Frankfurter Neue Presse | 24.10.2012 | Text und Foto von Anken Bohnhorst-Vollmer | Mit seinem aktuellen Programm „Lück im Glück“ gastierte der Comedian Ingolf Lück in der nur spärlich besetzten Stadthalle Mons Tabor. Das Fazit des Abends: Kinder, Kumpels und Karriere unter einen Hut zu bringen, ist zwar nicht möglich, aber der Versuch ist lustig anzusehen.

Auch Ingolf Lück ist in die Jahre gekommen – in die des Familienvaters nämlich, der hin und her stolpert zwischen völliger Überforderung und glühender Begeisterung für das Wunderwerk „Familie“. Das von ihm einst geistreich und spritzig vorangetriebene Politkabarett hat in dieser Lebenslage leider nur noch wenig Raum.

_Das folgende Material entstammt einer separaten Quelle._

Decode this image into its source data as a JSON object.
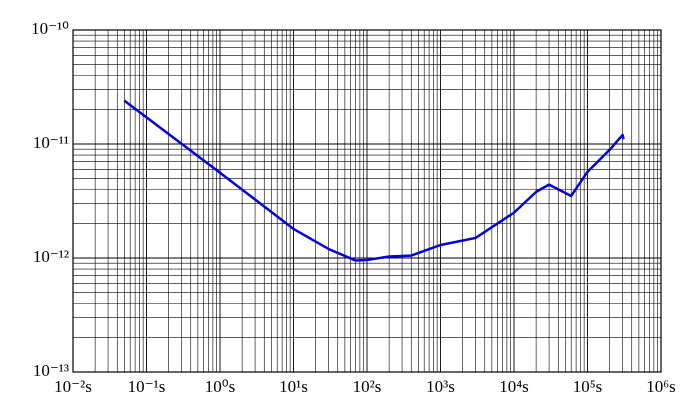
{
  "chart_data": {
    "type": "line",
    "log_x": true,
    "log_y": true,
    "grid": true,
    "minor_grid": true,
    "color": "#0000dd",
    "x": [
      0.05,
      1,
      10,
      30,
      70,
      100,
      200,
      400,
      1000,
      3000,
      10000,
      20000,
      30000,
      60000,
      100000,
      200000,
      300000,
      310000
    ],
    "values": [
      2.4e-11,
      5.6e-12,
      1.8e-12,
      1.2e-12,
      9.5e-13,
      9.6e-13,
      1.03e-12,
      1.05e-12,
      1.3e-12,
      1.5e-12,
      2.5e-12,
      3.8e-12,
      4.4e-12,
      3.5e-12,
      5.7e-12,
      8.9e-12,
      1.2e-11,
      1.1e-11
    ],
    "xlim": [
      0.01,
      1000000
    ],
    "ylim": [
      1e-13,
      1e-10
    ],
    "xticks": [
      {
        "value": 0.01,
        "label": "10⁻²s"
      },
      {
        "value": 0.1,
        "label": "10⁻¹s"
      },
      {
        "value": 1,
        "label": "10⁰s"
      },
      {
        "value": 10,
        "label": "10¹s"
      },
      {
        "value": 100,
        "label": "10²s"
      },
      {
        "value": 1000,
        "label": "10³s"
      },
      {
        "value": 10000,
        "label": "10⁴s"
      },
      {
        "value": 100000,
        "label": "10⁵s"
      },
      {
        "value": 1000000,
        "label": "10⁶s"
      }
    ],
    "yticks": [
      {
        "value": 1e-13,
        "label": "10⁻¹³"
      },
      {
        "value": 1e-12,
        "label": "10⁻¹²"
      },
      {
        "value": 1e-11,
        "label": "10⁻¹¹"
      },
      {
        "value": 1e-10,
        "label": "10⁻¹⁰"
      }
    ]
  }
}
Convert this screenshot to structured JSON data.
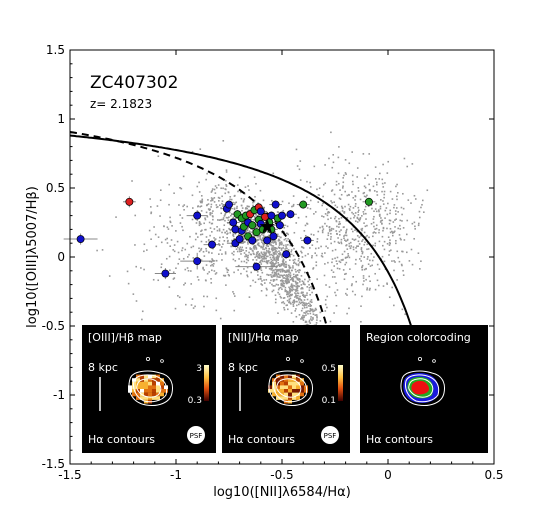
{
  "chart_data": {
    "type": "scatter",
    "galaxy_name": "ZC407302",
    "redshift_label": "z= 2.1823",
    "xlabel": "log10([NII]λ6584/Hα)",
    "ylabel": "log10([OIII]λ5007/Hβ)",
    "xlim": [
      -1.5,
      0.5
    ],
    "ylim": [
      -1.5,
      1.5
    ],
    "xticks": [
      "-1.5",
      "-1",
      "-0.5",
      "0",
      "0.5"
    ],
    "yticks": [
      "-1.5",
      "-1",
      "-0.5",
      "0",
      "0.5",
      "1",
      "1.5"
    ],
    "tick_values_x": [
      -1.5,
      -1,
      -0.5,
      0,
      0.5
    ],
    "tick_values_y": [
      -1.5,
      -1,
      -0.5,
      0,
      0.5,
      1,
      1.5
    ],
    "curves": [
      {
        "style": "solid",
        "fn": "kewley",
        "points": [
          [
            -1.5,
            0.883
          ],
          [
            -1.0,
            0.738
          ],
          [
            -0.5,
            0.408
          ],
          [
            -0.2,
            -0.03
          ],
          [
            0.0,
            -0.539
          ],
          [
            0.1,
            -0.928
          ],
          [
            0.2,
            -1.5
          ]
        ]
      },
      {
        "style": "dashed",
        "fn": "kauffmann",
        "points": [
          [
            -1.5,
            0.91
          ],
          [
            -1.0,
            0.666
          ],
          [
            -0.7,
            0.317
          ],
          [
            -0.5,
            -0.103
          ],
          [
            -0.4,
            -0.533
          ],
          [
            -0.3,
            -1.341
          ]
        ]
      }
    ],
    "background_color": "#999999",
    "points": [
      {
        "x": -1.45,
        "y": 0.13,
        "xerr": 0.08,
        "yerr": 0.04,
        "color": "#1010cc"
      },
      {
        "x": -1.22,
        "y": 0.4,
        "xerr": 0.03,
        "yerr": 0.04,
        "color": "#dd2020"
      },
      {
        "x": -1.05,
        "y": -0.12,
        "xerr": 0.05,
        "yerr": 0.04,
        "color": "#1010cc"
      },
      {
        "x": -0.9,
        "y": 0.3,
        "xerr": 0.05,
        "yerr": 0.04,
        "color": "#1010cc"
      },
      {
        "x": -0.9,
        "y": -0.03,
        "xerr": 0.08,
        "yerr": 0.06,
        "color": "#1010cc"
      },
      {
        "x": -0.83,
        "y": 0.09,
        "xerr": 0.04,
        "yerr": 0.03,
        "color": "#1010cc"
      },
      {
        "x": -0.76,
        "y": 0.35,
        "xerr": 0.03,
        "yerr": 0.03,
        "color": "#1010cc"
      },
      {
        "x": -0.75,
        "y": 0.38,
        "xerr": 0.03,
        "yerr": 0.03,
        "color": "#1010cc"
      },
      {
        "x": -0.73,
        "y": 0.25,
        "xerr": 0.03,
        "yerr": 0.03,
        "color": "#1010cc"
      },
      {
        "x": -0.72,
        "y": 0.2,
        "xerr": 0.03,
        "yerr": 0.03,
        "color": "#1010cc"
      },
      {
        "x": -0.72,
        "y": 0.1,
        "xerr": 0.04,
        "yerr": 0.03,
        "color": "#1010cc"
      },
      {
        "x": -0.71,
        "y": 0.31,
        "xerr": 0.03,
        "yerr": 0.03,
        "color": "#229922"
      },
      {
        "x": -0.7,
        "y": 0.13,
        "xerr": 0.03,
        "yerr": 0.03,
        "color": "#1010cc"
      },
      {
        "x": -0.69,
        "y": 0.28,
        "xerr": 0.03,
        "yerr": 0.03,
        "color": "#229922"
      },
      {
        "x": -0.69,
        "y": 0.19,
        "xerr": 0.03,
        "yerr": 0.03,
        "color": "#1010cc"
      },
      {
        "x": -0.68,
        "y": 0.22,
        "xerr": 0.03,
        "yerr": 0.03,
        "color": "#229922"
      },
      {
        "x": -0.67,
        "y": 0.3,
        "xerr": 0.03,
        "yerr": 0.03,
        "color": "#229922"
      },
      {
        "x": -0.66,
        "y": 0.25,
        "xerr": 0.03,
        "yerr": 0.03,
        "color": "#1010cc"
      },
      {
        "x": -0.66,
        "y": 0.15,
        "xerr": 0.03,
        "yerr": 0.03,
        "color": "#229922"
      },
      {
        "x": -0.65,
        "y": 0.31,
        "xerr": 0.03,
        "yerr": 0.03,
        "color": "#dd2020"
      },
      {
        "x": -0.64,
        "y": 0.23,
        "xerr": 0.03,
        "yerr": 0.03,
        "color": "#229922"
      },
      {
        "x": -0.64,
        "y": 0.12,
        "xerr": 0.03,
        "yerr": 0.03,
        "color": "#1010cc"
      },
      {
        "x": -0.63,
        "y": 0.34,
        "xerr": 0.03,
        "yerr": 0.03,
        "color": "#229922"
      },
      {
        "x": -0.62,
        "y": 0.18,
        "xerr": 0.03,
        "yerr": 0.03,
        "color": "#229922"
      },
      {
        "x": -0.62,
        "y": -0.07,
        "xerr": 0.1,
        "yerr": 0.03,
        "color": "#1010cc"
      },
      {
        "x": -0.61,
        "y": 0.36,
        "xerr": 0.03,
        "yerr": 0.03,
        "color": "#dd2020"
      },
      {
        "x": -0.61,
        "y": 0.27,
        "xerr": 0.03,
        "yerr": 0.03,
        "color": "#229922"
      },
      {
        "x": -0.6,
        "y": 0.24,
        "xerr": 0.03,
        "yerr": 0.03,
        "color": "#1010cc"
      },
      {
        "x": -0.6,
        "y": 0.33,
        "xerr": 0.03,
        "yerr": 0.03,
        "color": "#1010cc"
      },
      {
        "x": -0.59,
        "y": 0.2,
        "xerr": 0.03,
        "yerr": 0.03,
        "color": "#229922"
      },
      {
        "x": -0.58,
        "y": 0.29,
        "xerr": 0.03,
        "yerr": 0.03,
        "color": "#dd2020"
      },
      {
        "x": -0.57,
        "y": 0.12,
        "xerr": 0.03,
        "yerr": 0.03,
        "color": "#1010cc"
      },
      {
        "x": -0.56,
        "y": 0.25,
        "xerr": 0.03,
        "yerr": 0.03,
        "color": "#229922"
      },
      {
        "x": -0.55,
        "y": 0.3,
        "xerr": 0.03,
        "yerr": 0.03,
        "color": "#1010cc"
      },
      {
        "x": -0.55,
        "y": 0.2,
        "xerr": 0.03,
        "yerr": 0.03,
        "color": "#229922"
      },
      {
        "x": -0.54,
        "y": 0.15,
        "xerr": 0.03,
        "yerr": 0.03,
        "color": "#1010cc"
      },
      {
        "x": -0.53,
        "y": 0.38,
        "xerr": 0.03,
        "yerr": 0.03,
        "color": "#1010cc"
      },
      {
        "x": -0.52,
        "y": 0.28,
        "xerr": 0.03,
        "yerr": 0.03,
        "color": "#229922"
      },
      {
        "x": -0.51,
        "y": 0.23,
        "xerr": 0.03,
        "yerr": 0.03,
        "color": "#1010cc"
      },
      {
        "x": -0.5,
        "y": 0.3,
        "xerr": 0.03,
        "yerr": 0.03,
        "color": "#1010cc"
      },
      {
        "x": -0.48,
        "y": 0.02,
        "xerr": 0.03,
        "yerr": 0.03,
        "color": "#1010cc"
      },
      {
        "x": -0.46,
        "y": 0.31,
        "xerr": 0.03,
        "yerr": 0.03,
        "color": "#1010cc"
      },
      {
        "x": -0.4,
        "y": 0.38,
        "xerr": 0.03,
        "yerr": 0.03,
        "color": "#229922"
      },
      {
        "x": -0.38,
        "y": 0.12,
        "xerr": 0.03,
        "yerr": 0.03,
        "color": "#1010cc"
      },
      {
        "x": -0.09,
        "y": 0.4,
        "xerr": 0.03,
        "yerr": 0.03,
        "color": "#229922"
      }
    ],
    "star": {
      "x": -0.57,
      "y": 0.22
    }
  },
  "insets": [
    {
      "title_parts": [
        "[OIII]/H",
        "β",
        " map"
      ],
      "scale_label": "8 kpc",
      "cbar_max": "3",
      "cbar_min": "0.3",
      "contour_label": "Hα contours",
      "psf_label": "PSF",
      "kind": "oiii"
    },
    {
      "title_parts": [
        "[NII]/H",
        "α",
        " map"
      ],
      "scale_label": "8 kpc",
      "cbar_max": "0.5",
      "cbar_min": "0.1",
      "contour_label": "Hα contours",
      "psf_label": "PSF",
      "kind": "nii"
    },
    {
      "title_parts": [
        "Region colorcoding",
        "",
        ""
      ],
      "scale_label": "",
      "cbar_max": "",
      "cbar_min": "",
      "contour_label": "Hα contours",
      "psf_label": "",
      "kind": "region"
    }
  ]
}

Somit gab es „heute keine billigen Witze, nicht mal über die FDP“, sondern die Erkenntnis, dass auch der alle Grenzen durchbrechende Rock ’n’ Roll der Jugend verschwunden ist „an einem Samstagabend in einer Stadt namens Montabaur – schöner kann’s nicht kommen!“ Das fanden die Gäste in der Stadthalle ebenfalls, die sich von Ingolf Lücks zweistündigem Programm begeistern ließen.
Jeder kennt irgendwelche Kinder, und mancher hat sogar eigene, die dann vielleicht Klaus-Kevin heißen und entweder zu „Vollzeitterroristen“ oder zu Wunderkindern heranwachsen, plauderte ein anfangs arg überdreht wirkender Lück in Jeans und flatterndem Oberhemd. Wenn heute ein Kind vom Klettergerüst plumpse, sei es nicht einfach tollpatschig, sondern überprüfe die Gesetze der Schwerkraft und sei den Eltern zufolge prädestiniert für eine Karriere als Atomphysiker, erzählte er. „Und dass unsere Kinder Atomphysiker werden, wollen wir doch alle.“ Zudem sollen die Kleinen stets adrett aussehen und freundlich lächeln wie die Mitglieder der „Rama-Frühstücks-Familie“. Damit das auch im rauen Alltag gelingt, empfahl Ingolf Lück, „eine Turnierpackung Ariel in jede Pfütze zu kippen“, weil dann die Kinder schon sauber seien, wenn sie aus dem Schmutz auftauchen.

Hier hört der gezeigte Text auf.